0
0
0

Top industry experts share their 2017 real estate predictions

by Chicago Agent

NEW CONSTRUCTION

Where in Chicagoland do you think we’ll see the most growth in new construction?

Jim Esperson, David Weekley Homes: Next year, I expect to see an increase in growth for desirable suburban communities like Glenview, Naperville, Hinsdale, Barrington, Arlington Heights and Northbrook. Communities with great schools and convenient access to downtown Chicago and the Metra commuter lines will continue to be the strongest areas for new construction in the suburbs.

Alan Lev, Belgravia: I think we will continue to see growth in the core areas, downtown and surrounding neighborhoods. It still is not time to pioneer, and cost structure dictates that we continue building only in areas with higher rents and sales prices.

What’s the most surprising trend in new construction that you expect to extend in 2017?

Jim Esperson, David Weekley Homes: There continues to be a demand for energy-efficient building techniques and new “smart” technologies for the home, and we expect those trends to continue throughout 2017.

Alan Lev, Belgravia: I think developers will continue to build more high-end apartments. We are already seeing pressure on rents and occupancies on the high-end product, and thousands more units to come online in the next couple of years.

Do you think building regulations will change in the next year? If yes, how do you think they will change?

Jim Esperson, David Weekley Homes: With so many local governments involved in the building process in Illinois, regulations are certain to change. However, we do not expect significant changes to affect our business in the next year. While the approval process is still a very lengthy and expensive process in our market, David Weekley Homes has already sought to surpass the energy code in Illinois. This makes us confident that we will remain ahead of any significant changes to building regulations.

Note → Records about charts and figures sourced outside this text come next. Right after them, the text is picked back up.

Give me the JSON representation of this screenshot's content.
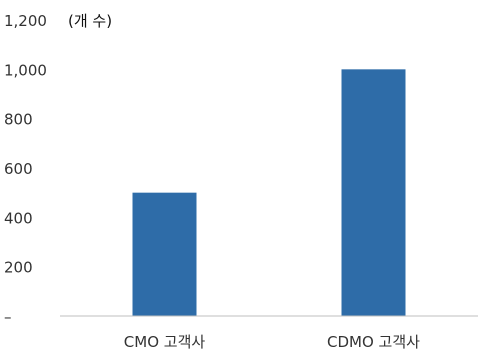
{
  "chart_data": {
    "type": "bar",
    "unit_label": "(개 수)",
    "categories": [
      "CMO 고객사",
      "CDMO 고객사"
    ],
    "values": [
      500,
      1000
    ],
    "ylim": [
      0,
      1200
    ],
    "yticks": [
      0,
      200,
      400,
      600,
      800,
      1000,
      1200
    ],
    "ytick_labels": [
      "–",
      "200",
      "400",
      "600",
      "800",
      "1,000",
      "1,200"
    ],
    "grid": false,
    "bar_color": "#2E6CA8",
    "axis_color": "#BFBFBF"
  }
}
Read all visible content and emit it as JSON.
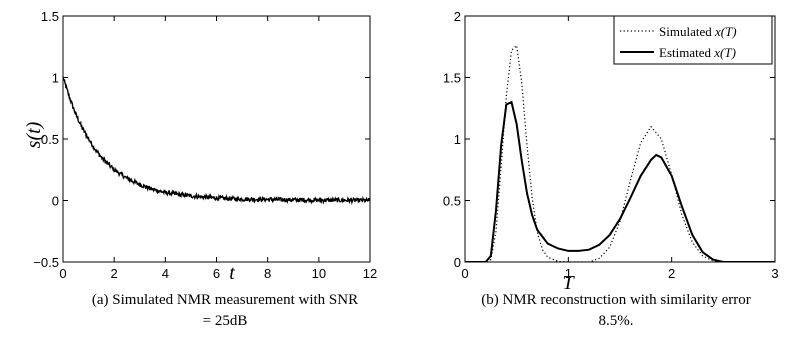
{
  "chart_data": [
    {
      "type": "line",
      "panel": "(a)",
      "xlabel": "t",
      "ylabel": "s(t)",
      "xlim": [
        0,
        12
      ],
      "ylim": [
        -0.5,
        1.5
      ],
      "xticks": [
        0,
        2,
        4,
        6,
        8,
        10,
        12
      ],
      "yticks": [
        -0.5,
        0,
        0.5,
        1,
        1.5
      ],
      "ytick_labels": [
        "−0.5",
        "0",
        "0.5",
        "1",
        "1.5"
      ],
      "grid": false,
      "series": [
        {
          "x": [
            0,
            0.25,
            0.5,
            0.75,
            1,
            1.25,
            1.5,
            1.75,
            2,
            2.5,
            3,
            3.5,
            4,
            4.5,
            5,
            5.5,
            6,
            7,
            8,
            9,
            10,
            11,
            12
          ],
          "y": [
            1.0,
            0.84,
            0.7,
            0.59,
            0.5,
            0.42,
            0.35,
            0.3,
            0.25,
            0.18,
            0.13,
            0.09,
            0.065,
            0.05,
            0.038,
            0.028,
            0.02,
            0.012,
            0.008,
            0.005,
            0.003,
            0.002,
            0.0
          ],
          "color": "#000000",
          "style": "solid noisy"
        }
      ],
      "caption": [
        "(a)  Simulated NMR measurement with SNR",
        "= 25dB"
      ]
    },
    {
      "type": "line",
      "panel": "(b)",
      "xlabel": "T",
      "ylabel": "",
      "xlim": [
        0,
        3
      ],
      "ylim": [
        0,
        2
      ],
      "xticks": [
        0,
        1,
        2,
        3
      ],
      "yticks": [
        0,
        0.5,
        1,
        1.5,
        2
      ],
      "grid": false,
      "legend_position": "top-right",
      "series": [
        {
          "name": "Simulated x(T)",
          "legend_plain": "Simulated ",
          "legend_italic": "x(T)",
          "style": "dotted",
          "x": [
            0,
            0.2,
            0.25,
            0.3,
            0.35,
            0.4,
            0.45,
            0.5,
            0.55,
            0.6,
            0.65,
            0.7,
            0.75,
            0.8,
            0.9,
            1.0,
            1.1,
            1.2,
            1.3,
            1.4,
            1.5,
            1.6,
            1.7,
            1.8,
            1.9,
            2.0,
            2.1,
            2.2,
            2.3,
            2.4,
            2.5,
            3.0
          ],
          "y": [
            0,
            0,
            0.02,
            0.25,
            0.78,
            1.35,
            1.72,
            1.76,
            1.45,
            0.95,
            0.52,
            0.24,
            0.1,
            0.04,
            0.005,
            0.0,
            0.0,
            0.0,
            0.03,
            0.12,
            0.33,
            0.66,
            0.97,
            1.1,
            1.0,
            0.71,
            0.38,
            0.16,
            0.05,
            0.01,
            0.0,
            0.0
          ]
        },
        {
          "name": "Estimated x(T)",
          "legend_plain": "Estimated ",
          "legend_italic": "x(T)",
          "style": "solid",
          "x": [
            0,
            0.2,
            0.25,
            0.3,
            0.35,
            0.4,
            0.45,
            0.5,
            0.55,
            0.6,
            0.65,
            0.7,
            0.8,
            0.9,
            1.0,
            1.1,
            1.2,
            1.3,
            1.4,
            1.5,
            1.6,
            1.7,
            1.8,
            1.85,
            1.9,
            2.0,
            2.1,
            2.2,
            2.3,
            2.4,
            2.5,
            3.0
          ],
          "y": [
            0,
            0,
            0.05,
            0.42,
            0.95,
            1.28,
            1.3,
            1.12,
            0.82,
            0.56,
            0.38,
            0.26,
            0.15,
            0.11,
            0.09,
            0.09,
            0.1,
            0.14,
            0.22,
            0.35,
            0.52,
            0.7,
            0.83,
            0.87,
            0.85,
            0.7,
            0.45,
            0.22,
            0.08,
            0.02,
            0.0,
            0.0
          ]
        }
      ],
      "caption": [
        "(b)  NMR reconstruction with similarity error",
        "8.5%."
      ]
    }
  ]
}
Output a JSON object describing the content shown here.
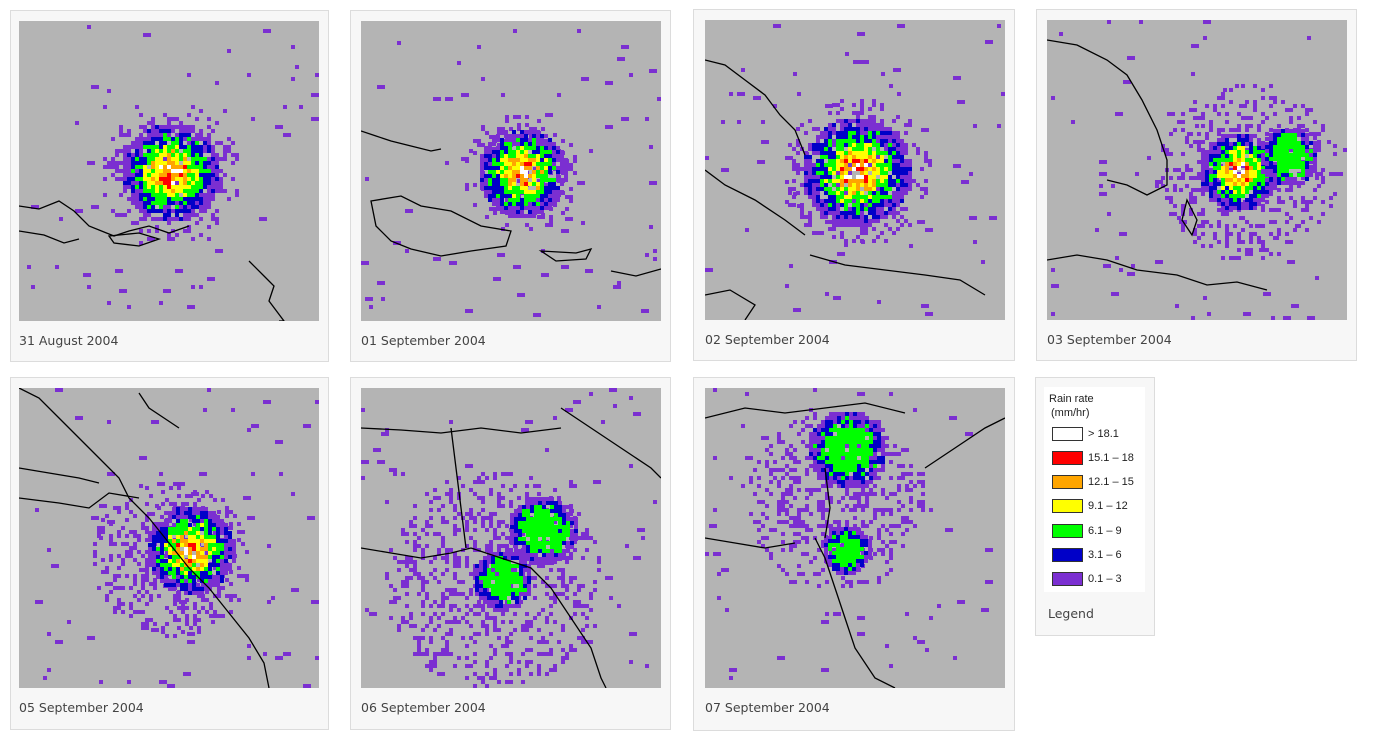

Alan Lev, Belgravia: Only slightly, and not enough to lower costs. The city of Chicago really needs a complete overhaul of the building code to be more in line with other costs, and to reduce costs. It does not appear that the city has the appetite to tackle that, though.

Do you foresee any changes coming to the Affordable Requirements Ordinance (ARO)? What effect do you think the ARO will have on your business next year?

Alan Lev, Belgravia: The only changes I foresee will be to make it more restrictive and expensive.
We are already having difficulty buying land. There is a disconnect between developers factoring in ARO costs and landowners’ desires to receive pre-ARO values; therefore, I think there will be a lull in the development of parcels subject to the new ARO for a couple of years. This may lead to a code-driven retraction in development.